Frustrations and valid demands

16 04 2009

Sanitsuda Ekachai is Assistant Editor at the Bangkok Post and no fan of ousted prime minister Thaksin Shinawatra. In a recent op-ed (16 April 2009: “The lie is out, now see truth for what it is”) she observes: “Thaksin has tapped into real popular frustrations with the status quo. They are fed up with the patron-client and the phuyai system and they want to have freedom of expression in order to make the establishment more transparent and accountable.” She adds: “These are valid demands in any democratic society.”

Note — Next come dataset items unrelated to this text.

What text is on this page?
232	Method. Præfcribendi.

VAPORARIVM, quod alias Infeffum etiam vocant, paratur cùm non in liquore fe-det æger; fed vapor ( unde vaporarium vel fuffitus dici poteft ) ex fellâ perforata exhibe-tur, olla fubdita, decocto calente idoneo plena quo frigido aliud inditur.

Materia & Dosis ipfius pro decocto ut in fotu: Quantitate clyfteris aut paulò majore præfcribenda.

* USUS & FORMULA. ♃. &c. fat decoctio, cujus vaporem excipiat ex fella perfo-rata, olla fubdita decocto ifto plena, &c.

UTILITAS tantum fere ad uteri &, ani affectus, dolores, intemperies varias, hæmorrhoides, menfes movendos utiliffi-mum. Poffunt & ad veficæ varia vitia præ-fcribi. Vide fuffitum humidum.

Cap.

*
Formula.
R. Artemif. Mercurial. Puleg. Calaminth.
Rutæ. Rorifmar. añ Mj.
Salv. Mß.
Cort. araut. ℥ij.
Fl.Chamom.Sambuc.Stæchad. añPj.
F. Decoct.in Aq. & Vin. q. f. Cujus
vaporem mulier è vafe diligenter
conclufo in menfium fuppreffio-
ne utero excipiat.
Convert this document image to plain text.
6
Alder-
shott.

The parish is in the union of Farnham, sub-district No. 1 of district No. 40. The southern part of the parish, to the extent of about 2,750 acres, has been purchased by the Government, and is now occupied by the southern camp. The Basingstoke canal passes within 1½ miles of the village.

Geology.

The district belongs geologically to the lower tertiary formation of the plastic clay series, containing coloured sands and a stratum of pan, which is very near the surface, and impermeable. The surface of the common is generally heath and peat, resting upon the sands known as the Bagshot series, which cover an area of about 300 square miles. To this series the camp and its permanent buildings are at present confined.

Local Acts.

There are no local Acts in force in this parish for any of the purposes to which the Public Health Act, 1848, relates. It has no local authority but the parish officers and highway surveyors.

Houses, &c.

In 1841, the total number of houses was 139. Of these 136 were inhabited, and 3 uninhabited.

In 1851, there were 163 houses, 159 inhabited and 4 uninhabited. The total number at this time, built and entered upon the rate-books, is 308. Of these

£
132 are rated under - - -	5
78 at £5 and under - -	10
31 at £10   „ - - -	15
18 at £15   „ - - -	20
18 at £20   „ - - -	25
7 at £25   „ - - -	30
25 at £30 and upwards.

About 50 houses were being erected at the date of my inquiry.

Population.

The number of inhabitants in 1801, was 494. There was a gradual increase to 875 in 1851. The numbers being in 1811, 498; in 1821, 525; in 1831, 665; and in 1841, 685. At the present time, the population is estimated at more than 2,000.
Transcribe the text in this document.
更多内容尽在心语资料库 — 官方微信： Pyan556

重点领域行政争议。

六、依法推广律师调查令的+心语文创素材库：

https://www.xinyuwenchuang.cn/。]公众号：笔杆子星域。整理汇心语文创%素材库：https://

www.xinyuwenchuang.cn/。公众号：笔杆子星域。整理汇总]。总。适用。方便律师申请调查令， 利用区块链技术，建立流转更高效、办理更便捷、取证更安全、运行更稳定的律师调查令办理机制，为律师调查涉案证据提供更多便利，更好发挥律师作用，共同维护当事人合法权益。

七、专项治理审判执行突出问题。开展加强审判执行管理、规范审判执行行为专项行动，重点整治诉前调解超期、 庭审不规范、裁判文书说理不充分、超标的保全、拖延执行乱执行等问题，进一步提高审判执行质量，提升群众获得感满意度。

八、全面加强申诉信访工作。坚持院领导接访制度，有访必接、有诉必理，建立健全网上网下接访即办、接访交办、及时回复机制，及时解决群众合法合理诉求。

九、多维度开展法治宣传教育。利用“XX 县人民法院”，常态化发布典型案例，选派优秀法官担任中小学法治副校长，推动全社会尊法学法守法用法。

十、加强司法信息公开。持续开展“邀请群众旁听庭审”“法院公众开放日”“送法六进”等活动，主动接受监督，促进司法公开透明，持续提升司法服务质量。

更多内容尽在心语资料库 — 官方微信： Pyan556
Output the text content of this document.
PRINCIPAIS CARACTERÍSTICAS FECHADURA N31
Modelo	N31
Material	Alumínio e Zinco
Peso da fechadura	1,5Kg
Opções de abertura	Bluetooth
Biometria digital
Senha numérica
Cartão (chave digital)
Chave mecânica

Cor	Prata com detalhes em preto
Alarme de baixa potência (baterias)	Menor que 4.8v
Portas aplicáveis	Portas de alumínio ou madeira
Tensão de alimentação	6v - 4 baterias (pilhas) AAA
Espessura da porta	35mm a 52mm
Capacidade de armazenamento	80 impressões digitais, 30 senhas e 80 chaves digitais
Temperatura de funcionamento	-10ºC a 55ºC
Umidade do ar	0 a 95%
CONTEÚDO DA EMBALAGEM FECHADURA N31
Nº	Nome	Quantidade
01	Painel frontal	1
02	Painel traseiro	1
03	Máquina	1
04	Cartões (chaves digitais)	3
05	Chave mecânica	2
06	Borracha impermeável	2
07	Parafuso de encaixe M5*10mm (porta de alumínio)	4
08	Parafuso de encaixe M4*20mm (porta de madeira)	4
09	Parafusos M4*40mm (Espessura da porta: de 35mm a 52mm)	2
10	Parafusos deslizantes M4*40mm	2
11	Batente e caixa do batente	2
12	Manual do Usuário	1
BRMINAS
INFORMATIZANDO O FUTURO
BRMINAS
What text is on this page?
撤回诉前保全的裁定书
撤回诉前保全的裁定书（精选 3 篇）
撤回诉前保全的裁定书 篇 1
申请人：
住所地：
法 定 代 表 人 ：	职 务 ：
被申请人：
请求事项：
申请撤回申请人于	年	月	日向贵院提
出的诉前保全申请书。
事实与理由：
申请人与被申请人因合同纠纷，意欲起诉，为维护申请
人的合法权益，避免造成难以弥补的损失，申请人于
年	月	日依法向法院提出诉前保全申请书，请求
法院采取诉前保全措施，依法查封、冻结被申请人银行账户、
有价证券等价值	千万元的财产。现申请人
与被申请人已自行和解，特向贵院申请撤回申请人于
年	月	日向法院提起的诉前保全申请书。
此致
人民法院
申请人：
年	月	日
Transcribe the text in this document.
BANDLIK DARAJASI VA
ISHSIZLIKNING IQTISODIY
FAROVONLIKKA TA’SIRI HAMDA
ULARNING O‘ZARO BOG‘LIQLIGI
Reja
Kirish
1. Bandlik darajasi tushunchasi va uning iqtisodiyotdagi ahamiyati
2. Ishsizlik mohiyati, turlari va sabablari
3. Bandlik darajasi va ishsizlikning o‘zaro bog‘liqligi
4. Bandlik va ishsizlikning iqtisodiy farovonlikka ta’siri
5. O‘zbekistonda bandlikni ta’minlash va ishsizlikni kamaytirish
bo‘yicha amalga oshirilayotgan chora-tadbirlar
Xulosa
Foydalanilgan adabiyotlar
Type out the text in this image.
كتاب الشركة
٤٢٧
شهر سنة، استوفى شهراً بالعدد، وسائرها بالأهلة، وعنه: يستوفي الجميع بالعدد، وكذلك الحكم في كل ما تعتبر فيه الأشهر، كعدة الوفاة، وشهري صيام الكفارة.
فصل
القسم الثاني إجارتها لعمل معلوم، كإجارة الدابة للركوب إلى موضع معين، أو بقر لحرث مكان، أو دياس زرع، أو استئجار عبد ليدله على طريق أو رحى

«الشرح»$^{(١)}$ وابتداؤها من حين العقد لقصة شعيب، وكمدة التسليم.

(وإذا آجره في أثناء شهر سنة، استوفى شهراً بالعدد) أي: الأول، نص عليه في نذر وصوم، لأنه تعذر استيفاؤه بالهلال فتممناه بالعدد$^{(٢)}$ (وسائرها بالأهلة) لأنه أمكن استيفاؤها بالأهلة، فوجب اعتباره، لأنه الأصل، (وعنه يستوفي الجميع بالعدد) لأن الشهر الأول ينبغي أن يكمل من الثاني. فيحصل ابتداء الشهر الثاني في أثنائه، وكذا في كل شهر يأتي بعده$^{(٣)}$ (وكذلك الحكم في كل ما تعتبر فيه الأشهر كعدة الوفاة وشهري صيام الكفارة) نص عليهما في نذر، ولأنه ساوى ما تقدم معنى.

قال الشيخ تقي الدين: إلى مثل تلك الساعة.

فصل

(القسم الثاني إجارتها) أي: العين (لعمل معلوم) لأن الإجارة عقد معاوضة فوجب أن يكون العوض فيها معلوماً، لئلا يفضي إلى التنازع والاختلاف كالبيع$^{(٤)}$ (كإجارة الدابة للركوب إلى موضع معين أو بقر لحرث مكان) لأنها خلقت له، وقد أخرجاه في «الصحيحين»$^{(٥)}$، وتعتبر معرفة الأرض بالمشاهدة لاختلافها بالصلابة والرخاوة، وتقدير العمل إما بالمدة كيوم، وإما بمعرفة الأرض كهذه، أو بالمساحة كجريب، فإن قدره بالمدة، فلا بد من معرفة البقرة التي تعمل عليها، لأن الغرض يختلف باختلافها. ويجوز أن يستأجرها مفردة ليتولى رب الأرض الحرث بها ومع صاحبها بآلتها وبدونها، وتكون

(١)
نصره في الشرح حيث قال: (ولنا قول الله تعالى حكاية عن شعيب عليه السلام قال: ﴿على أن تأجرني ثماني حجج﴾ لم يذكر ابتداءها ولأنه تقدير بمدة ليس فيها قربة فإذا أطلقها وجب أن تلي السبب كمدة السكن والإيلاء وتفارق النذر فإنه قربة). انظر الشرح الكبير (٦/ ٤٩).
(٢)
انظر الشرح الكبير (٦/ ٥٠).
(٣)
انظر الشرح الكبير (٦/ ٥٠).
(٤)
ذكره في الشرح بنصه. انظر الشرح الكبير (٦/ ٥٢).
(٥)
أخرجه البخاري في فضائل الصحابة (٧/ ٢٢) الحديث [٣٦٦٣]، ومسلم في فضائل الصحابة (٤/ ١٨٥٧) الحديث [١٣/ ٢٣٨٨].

Just in case you thought that she was weakening in her stance against Thaksin, Sanitsuda continues, “Since there is no platform for them to express themselves openly and safely, they are forced to turn to the fugitive Thaksin whom they adopt as a symbol of challenge against authority. The Songkran riots showed how destructive things can get if their perceived injustice is ignored and whipped up by a powerful demagogue like Thaksin.”

This is at least a step ahead of those at The Nation who claim that all the protestors were bought by Thaksin or the Democrats view that all the rural “luk nong” were misled because they lack education and knowledge.

She continues: “Like it or not, the 2006 coup and the ensuing battles between the yellow and red shirts have opened a floodgate of dissatisfaction against old taboos. Since we cannot turn the tide, the only way forward is to provide a political safety-valve for change. This requires fixing structural inequalities and providing safety for political expression of all shades. It also entails a rethinking of the lese majeste law to strike a balance between cultural reverence and freedom of expression. An open society which allows dissenting views is not only an indicator of political maturity, it is also key to long-term peace. If and when that is the case, Thaksin Shinawatra’s political trantrums will become meaningless.”

This “cultural reverence” notion reflects Sanitsuda’s well-known penchant for rural romanticism and also appears to accept something like the Bowornsak argument about the monarchy and  lesè majesté. However, as she has done in the past in different contexts, Sanitsuda now needs to ask who it is that has created a society that is full of taboos, injustice, inequality and repression.